Dr. Roberta Shaffer’s vision when she was the Law Librarian of Congress was to build a repository and portal to make it easier to locate legal information. The scope of this project is broad and deep from water districts to state, county, national, multinational and international levels. One group they are looking at now is tribal nations and indigenous groups. The portal OWL-law.gov will integrate LoC’s information and others.
Law is inherently trans-disciplinary so the information will be organized by topic or type. Cross-jurisdictional levels are allowed. Three proofs of concept have been identified, global (using the Global Legal Information Network, GLIN) or its successor, Thomas, which represents the national level; and sovereign within a sovereign which is represented by the tribal laws. Global and tribal are multi-lingual, and there are tribes that pass laws only through oral tradition.

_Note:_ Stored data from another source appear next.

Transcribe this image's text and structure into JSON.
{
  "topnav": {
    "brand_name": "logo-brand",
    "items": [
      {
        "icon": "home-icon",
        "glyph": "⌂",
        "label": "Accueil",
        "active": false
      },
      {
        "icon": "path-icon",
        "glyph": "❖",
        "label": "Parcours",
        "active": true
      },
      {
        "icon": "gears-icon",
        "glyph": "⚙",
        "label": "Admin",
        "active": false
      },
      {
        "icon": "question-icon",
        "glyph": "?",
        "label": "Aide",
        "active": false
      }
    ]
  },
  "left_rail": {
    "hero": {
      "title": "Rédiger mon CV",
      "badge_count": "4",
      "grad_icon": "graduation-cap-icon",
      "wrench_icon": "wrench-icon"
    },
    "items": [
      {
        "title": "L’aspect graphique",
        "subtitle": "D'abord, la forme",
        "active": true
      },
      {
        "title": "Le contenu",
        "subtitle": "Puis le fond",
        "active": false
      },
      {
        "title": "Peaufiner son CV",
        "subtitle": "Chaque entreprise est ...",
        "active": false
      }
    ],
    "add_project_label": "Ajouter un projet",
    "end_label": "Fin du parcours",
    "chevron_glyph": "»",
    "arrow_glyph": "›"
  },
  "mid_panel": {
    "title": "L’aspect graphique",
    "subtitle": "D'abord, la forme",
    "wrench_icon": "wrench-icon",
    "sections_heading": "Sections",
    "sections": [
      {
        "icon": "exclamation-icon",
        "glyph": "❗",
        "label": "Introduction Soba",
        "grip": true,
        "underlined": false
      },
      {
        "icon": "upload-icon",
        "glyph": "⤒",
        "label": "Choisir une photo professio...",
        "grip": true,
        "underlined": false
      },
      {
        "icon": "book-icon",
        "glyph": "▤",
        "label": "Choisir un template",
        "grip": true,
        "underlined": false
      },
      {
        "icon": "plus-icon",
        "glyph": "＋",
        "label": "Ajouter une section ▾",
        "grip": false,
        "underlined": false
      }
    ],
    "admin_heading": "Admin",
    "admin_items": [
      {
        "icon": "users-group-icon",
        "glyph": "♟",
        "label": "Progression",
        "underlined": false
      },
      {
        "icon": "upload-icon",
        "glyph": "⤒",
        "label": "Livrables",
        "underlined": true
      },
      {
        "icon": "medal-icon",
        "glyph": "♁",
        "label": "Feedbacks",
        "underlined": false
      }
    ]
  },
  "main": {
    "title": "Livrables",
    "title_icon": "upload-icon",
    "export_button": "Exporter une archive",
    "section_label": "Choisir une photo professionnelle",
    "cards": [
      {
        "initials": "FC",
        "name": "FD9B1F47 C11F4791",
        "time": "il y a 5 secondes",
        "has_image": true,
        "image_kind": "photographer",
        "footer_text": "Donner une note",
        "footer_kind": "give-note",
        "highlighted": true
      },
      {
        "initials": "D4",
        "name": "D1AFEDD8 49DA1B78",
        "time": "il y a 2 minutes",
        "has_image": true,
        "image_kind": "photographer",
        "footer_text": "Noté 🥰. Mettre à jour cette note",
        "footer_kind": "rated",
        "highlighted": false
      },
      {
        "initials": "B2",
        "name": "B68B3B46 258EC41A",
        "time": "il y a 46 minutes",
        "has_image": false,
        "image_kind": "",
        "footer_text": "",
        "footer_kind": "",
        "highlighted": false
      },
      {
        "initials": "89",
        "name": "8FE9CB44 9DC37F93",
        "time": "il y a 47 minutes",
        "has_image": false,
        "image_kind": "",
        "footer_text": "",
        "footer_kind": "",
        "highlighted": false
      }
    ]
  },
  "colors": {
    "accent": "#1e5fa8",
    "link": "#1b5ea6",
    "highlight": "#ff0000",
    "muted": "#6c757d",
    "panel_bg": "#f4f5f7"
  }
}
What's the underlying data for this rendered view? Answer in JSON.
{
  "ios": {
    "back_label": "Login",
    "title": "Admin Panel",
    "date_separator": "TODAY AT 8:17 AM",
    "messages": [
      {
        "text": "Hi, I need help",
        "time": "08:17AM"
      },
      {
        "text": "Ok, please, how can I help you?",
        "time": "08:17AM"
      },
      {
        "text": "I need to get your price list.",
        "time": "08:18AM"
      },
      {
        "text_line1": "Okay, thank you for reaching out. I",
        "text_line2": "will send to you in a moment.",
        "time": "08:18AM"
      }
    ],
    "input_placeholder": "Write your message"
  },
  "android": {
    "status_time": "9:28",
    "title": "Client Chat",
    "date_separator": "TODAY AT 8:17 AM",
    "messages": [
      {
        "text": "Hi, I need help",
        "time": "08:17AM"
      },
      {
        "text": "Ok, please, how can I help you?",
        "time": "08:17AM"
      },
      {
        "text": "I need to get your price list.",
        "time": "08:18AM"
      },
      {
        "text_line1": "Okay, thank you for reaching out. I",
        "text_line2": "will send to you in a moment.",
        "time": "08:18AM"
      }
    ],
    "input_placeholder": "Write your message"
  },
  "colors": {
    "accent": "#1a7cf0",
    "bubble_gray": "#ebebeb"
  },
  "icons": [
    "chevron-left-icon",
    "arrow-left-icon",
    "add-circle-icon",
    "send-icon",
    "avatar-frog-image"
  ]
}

Accessible, Authentic, Authoritative, and Archival are goals. The governance structures will also be a challenge. OWLL is looking at Science.gov and Worldwidescience.org as models for the collaboration needed to establish and sustain the World Law Library. LoC plans to build it but have it usable by everyone. They are testing a variety of software platforms including MetaSearch based on Solr/Lucene, the Smithsonian’s EDEN project and Semantic Web based on Class K. The project timeline goes to 2020; they are open to recommendations from CENDI.
2011 Meritorious Award Presentation
The 2011 award was given to Sharon Jordan for her long-term support of interagency cooperation, her tireless work on Science.gov, and her service as the CENDI co-chair. The group thanked Sharon and congratulated her on her retirement.